Current Research Efforts and Plans:

Efforts in this project seek to better understand the mechanisms of decadal climate variability and to assess whether such variability may be predictable through the use of both statistical tools and advanced computer climate models. In particular, major research efforts are underway to:

  • evaluate the mechanisms of decadal climate variability, including the AMOC, and their climatic impact
  • estimate the inherent decadal scale predictability of the climate system in general, and the AMOC in particular
  • develop advanced coupled assimilation systems to initialize coupled climate models for decadal predictions
  • develop high resolution coupled models to assess decadal variability and predictability
  • develop protoype decadal prediction system

In addition, we are currently performing climate model experiments in support of the IPCC Fifth Assessment Report (AR5, scheduled for completion in 2013).

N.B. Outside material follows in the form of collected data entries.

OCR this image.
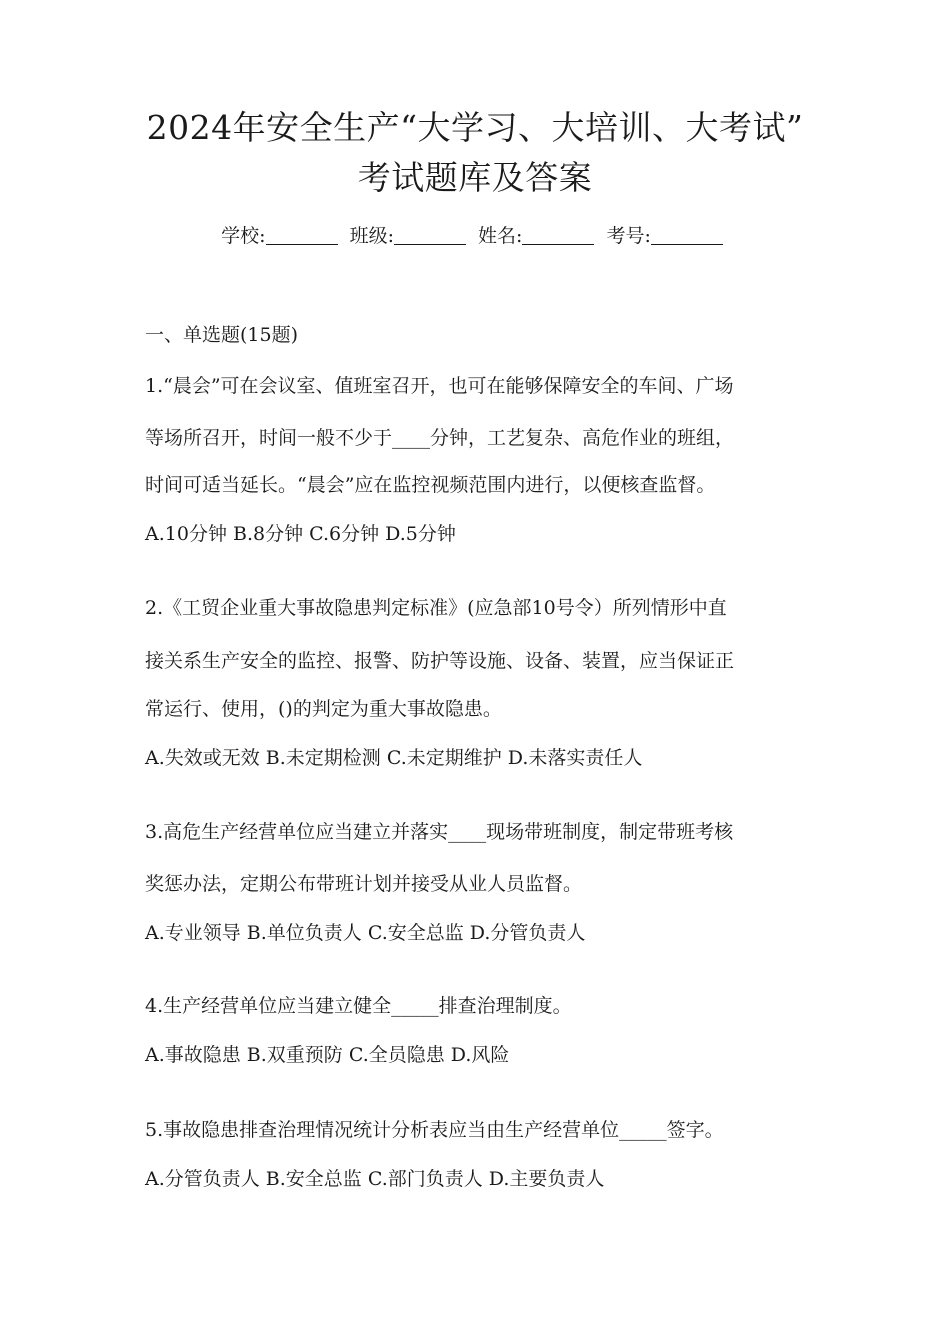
2024年安全生产“大学习、大培训、大考试”
考试题库及答案
学校:	班级:	姓名:	考号:
一、单选题(15题)
1.“晨会”可在会议室、值班室召开，也可在能够保障安全的车间、广场
等场所召开，时间一般不少于____分钟，工艺复杂、高危作业的班组，
时间可适当延长。“晨会”应在监控视频范围内进行，以便核查监督。
A.10分钟 B.8分钟 C.6分钟 D.5分钟
2.《工贸企业重大事故隐患判定标准》(应急部10号令）所列情形中直
接关系生产安全的监控、报警、防护等设施、设备、装置，应当保证正
常运行、使用，()的判定为重大事故隐患。
A.失效或无效 B.未定期检测 C.未定期维护 D.未落实责任人
3.高危生产经营单位应当建立并落实____现场带班制度，制定带班考核
奖惩办法，定期公布带班计划并接受从业人员监督。
A.专业领导 B.单位负责人 C.安全总监 D.分管负责人
4.生产经营单位应当建立健全_____排查治理制度。
A.事故隐患 B.双重预防 C.全员隐患 D.风险
5.事故隐患排查治理情况统计分析表应当由生产经营单位_____签字。
A.分管负责人 B.安全总监 C.部门负责人 D.主要负责人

These experiment will follow an internationally accepted protocol, and output from these experiments will be made publicly available on our GFDL data portal. These experiments will start from the observed state of the climate system, and evaluate predictive skill on decadal time scales. We conduct these experiments using the GFDL CM2.1 climate model, with initial conditions from the GFDL coupled assimilation system. We conduct a 10 member ensemble of 10-year predictions starting every January from 1971 to 2011.

External Links

US AMOC Program

US CLIVAR Program

UK RAPID Program


Related Publications

Zhang, Shoaqing, Anthony Rosati, and Matthew J Harrison, in press: Detection of multi-decadal oceanic variability within a coupled ensemble data assimilation system. Journal of Geophysical Research.

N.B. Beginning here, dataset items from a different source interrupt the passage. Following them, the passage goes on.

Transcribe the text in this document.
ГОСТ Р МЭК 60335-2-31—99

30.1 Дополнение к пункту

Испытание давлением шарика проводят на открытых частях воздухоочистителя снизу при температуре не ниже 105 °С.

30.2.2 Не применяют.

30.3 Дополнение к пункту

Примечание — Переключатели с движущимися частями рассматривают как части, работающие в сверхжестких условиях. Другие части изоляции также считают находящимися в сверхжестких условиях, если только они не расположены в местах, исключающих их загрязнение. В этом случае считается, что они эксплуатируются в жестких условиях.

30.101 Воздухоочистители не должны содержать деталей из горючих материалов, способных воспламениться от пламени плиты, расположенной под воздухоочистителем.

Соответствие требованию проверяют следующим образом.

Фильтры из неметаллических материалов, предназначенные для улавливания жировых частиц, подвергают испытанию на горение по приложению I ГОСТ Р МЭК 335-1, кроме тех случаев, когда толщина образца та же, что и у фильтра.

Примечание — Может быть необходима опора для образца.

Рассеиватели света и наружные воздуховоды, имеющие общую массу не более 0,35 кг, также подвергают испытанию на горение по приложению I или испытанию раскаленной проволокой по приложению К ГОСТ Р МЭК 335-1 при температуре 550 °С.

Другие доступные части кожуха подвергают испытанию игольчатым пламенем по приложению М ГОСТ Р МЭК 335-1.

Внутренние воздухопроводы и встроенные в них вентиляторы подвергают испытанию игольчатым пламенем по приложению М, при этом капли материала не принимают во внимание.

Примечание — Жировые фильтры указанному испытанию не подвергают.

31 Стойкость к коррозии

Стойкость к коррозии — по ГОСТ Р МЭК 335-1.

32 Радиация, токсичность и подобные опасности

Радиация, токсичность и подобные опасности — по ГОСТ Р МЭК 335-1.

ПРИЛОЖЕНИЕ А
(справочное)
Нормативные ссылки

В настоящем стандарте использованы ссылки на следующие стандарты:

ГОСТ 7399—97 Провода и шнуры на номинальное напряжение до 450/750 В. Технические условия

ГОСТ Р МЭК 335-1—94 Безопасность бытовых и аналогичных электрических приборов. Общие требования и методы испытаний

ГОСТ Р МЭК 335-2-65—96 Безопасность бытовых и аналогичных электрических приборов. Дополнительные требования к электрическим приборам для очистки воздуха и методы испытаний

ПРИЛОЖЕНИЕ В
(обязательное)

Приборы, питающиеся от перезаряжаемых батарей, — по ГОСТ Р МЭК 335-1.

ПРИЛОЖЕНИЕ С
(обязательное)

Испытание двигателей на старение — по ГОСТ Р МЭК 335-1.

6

Zhang, Rong, and Thomas L Delworth, in press: A new method for attributing climate variations over the Atlantic Hurricane Basin’s main development region. Geophysical Research Letters.

Chang, Y-S, Anthony Rosati, Shoaqing Zhang, and Matthew J Harrison, in press: Objective analysis of monthly temperature and salinity for the world ocean in the 21st Century: Comparison with WOA and application to assimilation model. Journal of Geophysical Research.

Delworth, Thomas L., and Rong Zhang, et al., December 2008: The potential for abrupt change in the Atlantic Meridional Overturning Circulation In Abrupt Climate Change: Final Report, Synthesis & Assessment Product 3.4, CSSP, Reston, VA, U.S. Geological Survey, 258-359.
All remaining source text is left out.